Aécio também nada tem a ver com o fato de os tucanos dos cinco escândalos
estarem soltos. Eles receberam essa graça porque o Ministério Público e o
Judiciário não conseguiram colocar-lhes as algemas. O tucanato deu-lhes graus
variáveis de solidariedade e silêncio.
Pela linha de argumentação dos dois candidatos, é falta de
educação falar dos males petistas para Dilma ou dos tucanos para Aécio. Triste
conclusão: quando mencionam casos específicos, os dois têm razão. A boa notícia
é que ambos prometem mudar essa escrita.
A doutora Dilma listou os cinco escândalos tucanos, todos do
século passado, impunes até hoje. Vale relembrá-los.
CASO SIVAM
Em 1993 (governo Itamar Franco), escolheu-se a empresa americana
Raytheon para montar um sistema de vigilância no espaço aéreo da Amazônia.

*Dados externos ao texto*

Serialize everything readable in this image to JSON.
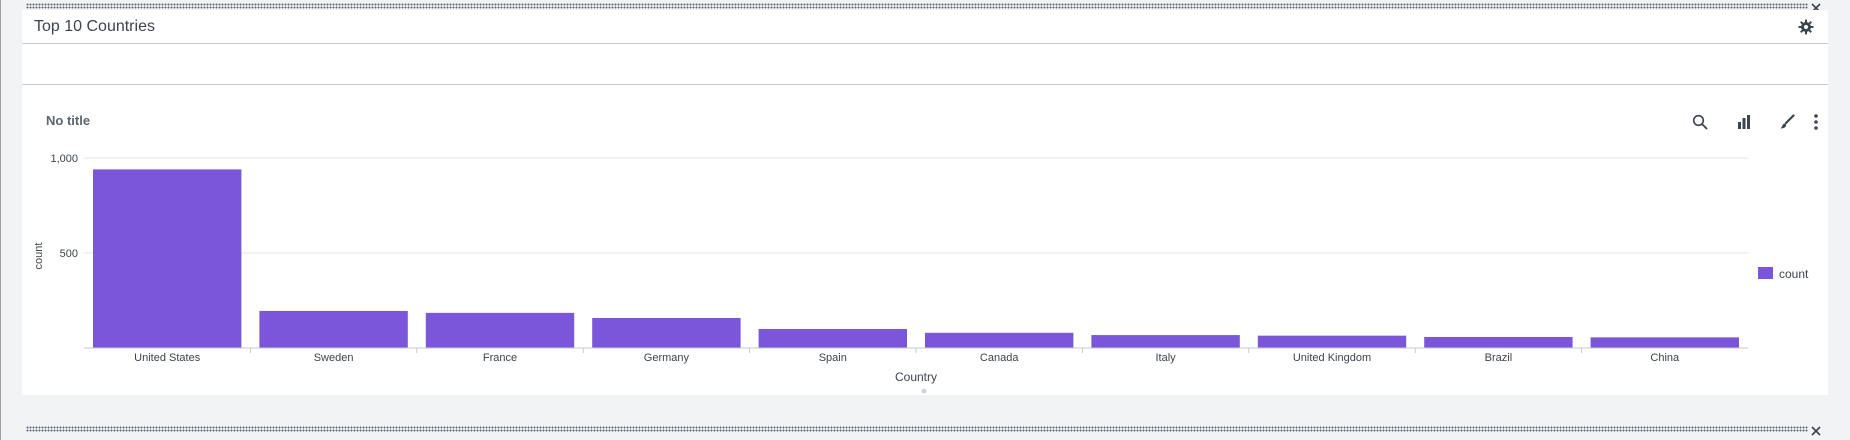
{
  "panel": {
    "title": "Top 10 Countries"
  },
  "viz": {
    "title": "No title",
    "tools": {
      "search_icon": "search-icon",
      "chart_icon": "bar-chart-icon",
      "format_icon": "paintbrush-icon",
      "more_icon": "more-vertical-icon"
    }
  },
  "colors": {
    "bar": "#7b56db",
    "grid": "#e3e6e9",
    "axis": "#c3cbd4",
    "text": "#3c444d"
  },
  "chart_data": {
    "type": "bar",
    "categories": [
      "United States",
      "Sweden",
      "France",
      "Germany",
      "Spain",
      "Canada",
      "Italy",
      "United Kingdom",
      "Brazil",
      "China"
    ],
    "series": [
      {
        "name": "count",
        "values": [
          940,
          195,
          185,
          158,
          100,
          80,
          68,
          65,
          58,
          56
        ]
      }
    ],
    "xlabel": "Country",
    "ylabel": "count",
    "ylim": [
      0,
      1000
    ],
    "yticks": [
      {
        "value": 1000,
        "label": "1,000"
      },
      {
        "value": 500,
        "label": "500"
      }
    ],
    "grid": true,
    "legend": "right"
  }
}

Coisa de US$ 1,7 bilhão, sem concorrência. Dois anos depois (governo FHC), o
"New York Times" publicou que, segundo os serviços de informações
americanos, rolaram propinas no negócio. Diretores da Thomson, que perdera a
disputa, diziam que a gorjeta ficara em US$ 30 milhões. Tudo poderia ser briga
de concorrentes, até que um tucano grampeou um assessor de FHC e flagrou-o
dizendo que o projeto precisava de uma "prensa" para andar. Relatando
uma conversa com um senador, afirmou que ele sabia "quem levou dinheiro,
quanto levou".
O tucano grampeado voou para a Embaixada do Brasil no México, o
grampeador migrou para o governo de São Paulo e o ministro da Aeronáutica perdeu
o cargo. Só. FHC classificou o noticiário sobre o assunto como
"espalhafatoso".
PASTA ROSA
Em agosto de 1995, FHC fechou o banco Econômico. Estava quebrado
e pertencia a Ângelo Calmon de Sá, um príncipe da banca e ex-ministro da
Indústria e Comércio. Numa salinha do gabinete do doutor, a equipe do Banco
Central que assumiu o Econômico encontrou quatro pastas, uma da quais era rosa.

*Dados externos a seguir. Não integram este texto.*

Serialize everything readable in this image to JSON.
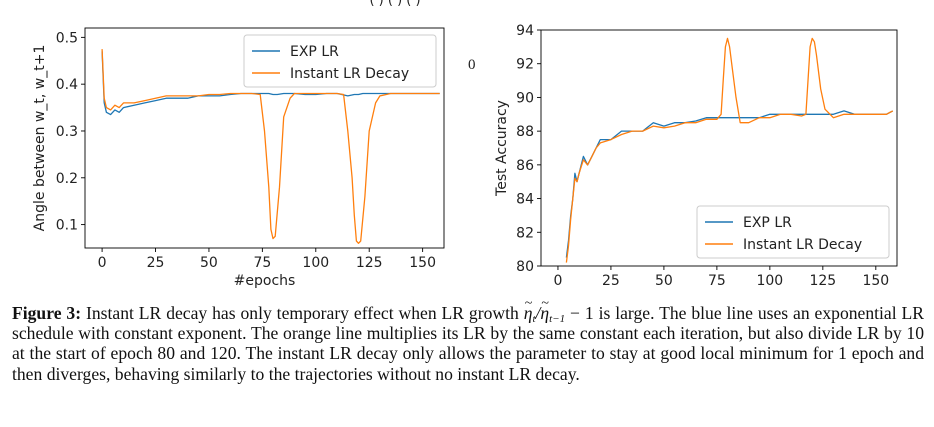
{
  "top_cut_text": "( ) ( ) (  )",
  "stray_mark": "0",
  "caption": {
    "label": "Figure 3:",
    "part1": "Instant LR decay has only temporary effect when LR growth",
    "math_eta": "η",
    "math_sub_t": "t",
    "math_sub_tm1": "t−1",
    "math_tail": "− 1",
    "part2": "is large. The blue line uses an exponential LR schedule with constant exponent. The orange line multiplies its LR by the same constant each iteration, but also divide LR by 10 at the start of epoch 80 and 120. The instant LR decay only allows the parameter to stay at good local minimum for 1 epoch and then diverges, behaving similarly to the trajectories without no instant LR decay."
  },
  "colors": {
    "exp": "#1f77b4",
    "instant": "#ff7f0e"
  },
  "chart_data": [
    {
      "type": "line",
      "xlabel": "#epochs",
      "ylabel": "Angle between w_t, w_t+1",
      "xlim": [
        -8,
        160
      ],
      "ylim": [
        0.05,
        0.52
      ],
      "xticks": [
        0,
        25,
        50,
        75,
        100,
        125,
        150
      ],
      "yticks": [
        0.1,
        0.2,
        0.3,
        0.4,
        0.5
      ],
      "legend_position": "top-right",
      "series": [
        {
          "name": "EXP LR",
          "color": "#1f77b4",
          "x": [
            0,
            1,
            2,
            4,
            6,
            8,
            10,
            15,
            20,
            25,
            30,
            35,
            40,
            45,
            50,
            55,
            60,
            65,
            70,
            75,
            78,
            80,
            82,
            85,
            90,
            95,
            100,
            105,
            110,
            115,
            118,
            120,
            122,
            125,
            130,
            135,
            140,
            145,
            150,
            155,
            158
          ],
          "y": [
            0.47,
            0.36,
            0.34,
            0.335,
            0.345,
            0.34,
            0.35,
            0.355,
            0.36,
            0.365,
            0.37,
            0.37,
            0.37,
            0.375,
            0.375,
            0.375,
            0.378,
            0.38,
            0.38,
            0.38,
            0.38,
            0.378,
            0.378,
            0.38,
            0.38,
            0.378,
            0.378,
            0.38,
            0.38,
            0.375,
            0.378,
            0.378,
            0.38,
            0.38,
            0.38,
            0.38,
            0.38,
            0.38,
            0.38,
            0.38,
            0.38
          ]
        },
        {
          "name": "Instant LR Decay",
          "color": "#ff7f0e",
          "x": [
            0,
            1,
            2,
            4,
            6,
            8,
            10,
            15,
            20,
            25,
            30,
            35,
            40,
            45,
            50,
            55,
            60,
            65,
            70,
            74,
            76,
            78,
            79,
            80,
            81,
            83,
            85,
            88,
            90,
            95,
            100,
            105,
            110,
            113,
            115,
            117,
            118,
            119,
            120,
            121,
            123,
            125,
            128,
            130,
            135,
            140,
            145,
            150,
            155,
            158
          ],
          "y": [
            0.475,
            0.37,
            0.35,
            0.345,
            0.355,
            0.35,
            0.36,
            0.36,
            0.365,
            0.37,
            0.375,
            0.375,
            0.375,
            0.375,
            0.378,
            0.378,
            0.38,
            0.38,
            0.38,
            0.378,
            0.3,
            0.18,
            0.09,
            0.07,
            0.075,
            0.18,
            0.33,
            0.37,
            0.38,
            0.38,
            0.38,
            0.38,
            0.38,
            0.378,
            0.3,
            0.2,
            0.12,
            0.065,
            0.06,
            0.065,
            0.16,
            0.3,
            0.36,
            0.375,
            0.38,
            0.38,
            0.38,
            0.38,
            0.38,
            0.38
          ]
        }
      ]
    },
    {
      "type": "line",
      "xlabel": "",
      "ylabel": "Test Accuracy",
      "xlim": [
        -8,
        160
      ],
      "ylim": [
        80,
        94
      ],
      "xticks": [
        0,
        25,
        50,
        75,
        100,
        125,
        150
      ],
      "yticks": [
        80,
        82,
        84,
        86,
        88,
        90,
        92,
        94
      ],
      "legend_position": "bottom-right",
      "series": [
        {
          "name": "EXP LR",
          "color": "#1f77b4",
          "x": [
            4,
            5,
            6,
            7,
            8,
            9,
            10,
            12,
            14,
            16,
            18,
            20,
            25,
            30,
            35,
            40,
            45,
            50,
            55,
            60,
            65,
            70,
            75,
            80,
            85,
            90,
            95,
            100,
            105,
            110,
            115,
            120,
            125,
            130,
            135,
            140,
            145,
            150,
            155,
            158
          ],
          "y": [
            80.5,
            81.5,
            83,
            84,
            85.5,
            85,
            85.5,
            86.5,
            86,
            86.5,
            87,
            87.5,
            87.5,
            88,
            88,
            88,
            88.5,
            88.3,
            88.5,
            88.5,
            88.6,
            88.8,
            88.8,
            88.8,
            88.8,
            88.8,
            88.8,
            89,
            89,
            89,
            89,
            89,
            89,
            89,
            89.2,
            89,
            89,
            89,
            89,
            89.2
          ]
        },
        {
          "name": "Instant LR Decay",
          "color": "#ff7f0e",
          "x": [
            4,
            5,
            6,
            7,
            8,
            9,
            10,
            12,
            14,
            16,
            18,
            20,
            25,
            30,
            35,
            40,
            45,
            50,
            55,
            60,
            65,
            70,
            75,
            77,
            78,
            79,
            80,
            81,
            82,
            84,
            86,
            90,
            95,
            100,
            105,
            110,
            115,
            117,
            118,
            119,
            120,
            121,
            122,
            124,
            126,
            130,
            135,
            140,
            145,
            150,
            155,
            158
          ],
          "y": [
            80.2,
            81.2,
            82.8,
            84,
            85.2,
            85,
            85.5,
            86.3,
            86,
            86.5,
            87,
            87.3,
            87.5,
            87.8,
            88,
            88,
            88.3,
            88.2,
            88.3,
            88.5,
            88.5,
            88.7,
            88.7,
            89,
            91,
            93,
            93.5,
            93,
            92,
            90,
            88.5,
            88.5,
            88.8,
            88.8,
            89,
            89,
            88.9,
            89,
            91,
            93,
            93.5,
            93.3,
            92.5,
            90.5,
            89.3,
            88.8,
            89,
            89,
            89,
            89,
            89,
            89.2
          ]
        }
      ]
    }
  ]
}
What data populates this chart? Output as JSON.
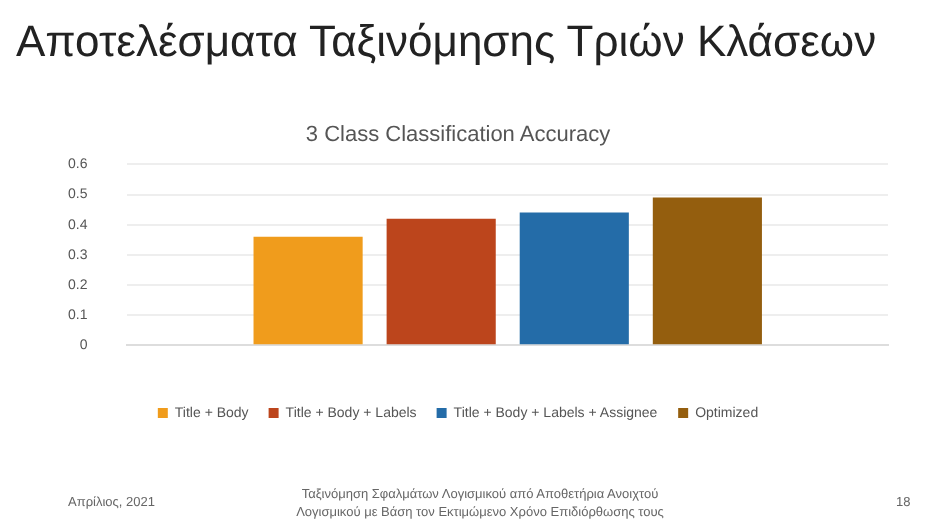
{
  "chart_data": {
    "type": "bar",
    "title": "Αποτελέσματα Ταξινόμησης Τριών Κλάσεων",
    "subtitle": "3 Class Classification Accuracy",
    "categories": [
      null
    ],
    "series": [
      {
        "name": "Title + Body",
        "color": "#f09c1c",
        "values": [
          0.36
        ]
      },
      {
        "name": "Title + Body + Labels",
        "color": "#bc451c",
        "values": [
          0.42
        ]
      },
      {
        "name": "Title + Body + Labels + Assignee",
        "color": "#246ca8",
        "values": [
          0.44
        ]
      },
      {
        "name": "Optimized",
        "color": "#945e0e",
        "values": [
          0.49
        ]
      }
    ],
    "ylim": [
      0,
      0.6
    ],
    "yticks": [
      0,
      0.1,
      0.2,
      0.3,
      0.4,
      0.5,
      0.6
    ],
    "grid": "y",
    "legend": "bottom",
    "annotations": [
      "Απρίλιος, 2021",
      "Ταξινόμηση Σφαλμάτων Λογισμικού από Αποθετήρια Ανοιχτού Λογισμικού με Βάση τον Εκτιμώμενο Χρόνο Επιδιόρθωσης τους",
      "18"
    ]
  }
}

Nelas estava a documentação do ervanário que a banca aspergira nas eleições de
1986, 1990 e 1994. Tudo direitinho: 59 nomes de deputados, 15 de senadores e 10
de governadores, com notas fiscais, cópias de cheques e quantias. Serviço de
banqueiro meticuloso. Havia um ranking com as cotações dos beneficiados e
alguns ganharam breves verbetes. No caso de um deputado, registravam 43
transações, 12 com cheques.
Nos três pleitos, esse pedaço da banca deve ter queimado mais de
US$ 10 milhões. A papelada tornara-se uma batata quente nas mãos da cúpula do
Banco Central. De novo, foi usada numa briga de tucanos e deu-se um vazamento
seletivo. Quando se percebeu que o conjunto da obra escapara ao controle, o
assunto começou a ser esquecido. FHC informou que os responsáveis pela
exposição pagariam na forma da lei: "Se for cargo de confiança, perdeu o
cargo na hora; se for cargo administrativo, será punido
administrativamente". Para felicidade da banca, deu em nada.

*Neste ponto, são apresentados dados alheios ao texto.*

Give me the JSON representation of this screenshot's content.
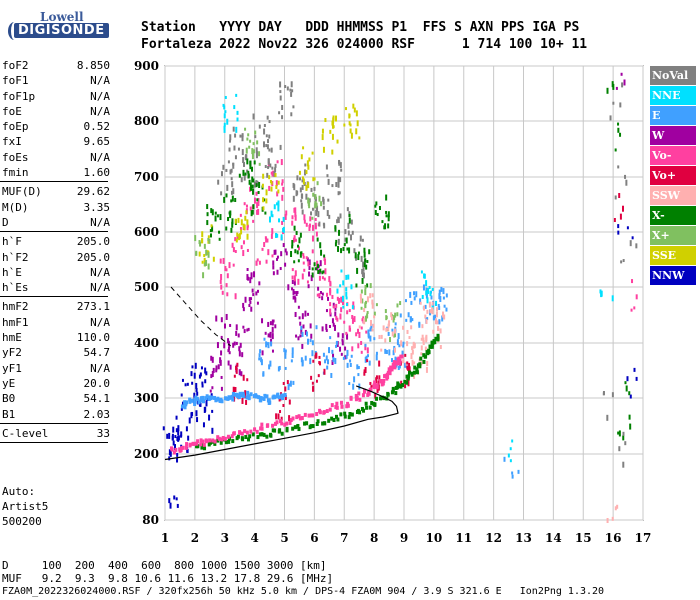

COMPRA DE VOTOS PARA A REELEIÇÃO DE FHC
Em maio de 1997, os deputados Ronivon Santiago e João Maia
revelaram que cada um deles recebera R$ 200 mil para votar a favor da emenda
constitucional que criou o instituto da reeleição dos presidentes e
governadores. Ronivon e Maia elegiam-se pelo Acre e pertenciam ao PFL, hoje
DEM. Foram expulsos do partido e renunciaram aos mandatos. Ronivon voltou à
Câmara em 2002. De onde vinha o dinheiro, até hoje não se sabe.
MENSALÃO TUCANO MINEIRO
Em 1998, Eduardo Azeredo perdeu para o ex-presidente Itamar
Franco a disputa em que tentava se reeleger governador de Minas Gerais. Quatro
anos depois, elegeu-se senador e tornou-se presidente do PSDB. Em 2005, quando
já estourara o caso do mensalão petista, o nome de Azeredo caiu na roda das
mágicas de Marcos Valério. Quatro anos antes de operar para o comissariado, ele
dava contratos firmados com o governo de Azeredo como garantia para empréstimos
junto ao banco Rural (o mesmo que seria usado pelos comissários.) O dinheiro ia
para candidatos da coligação de Azeredo. O PSDB blindou o senador, abraçou a
tese do "caixa dois" e manteve-o na presidência do partido durante
três meses.
Quando perdeu a solidariedade de FHC, Azeredo disse que, durante
a disputa de 1998, ele "teve comitês bancados pela minha campanha".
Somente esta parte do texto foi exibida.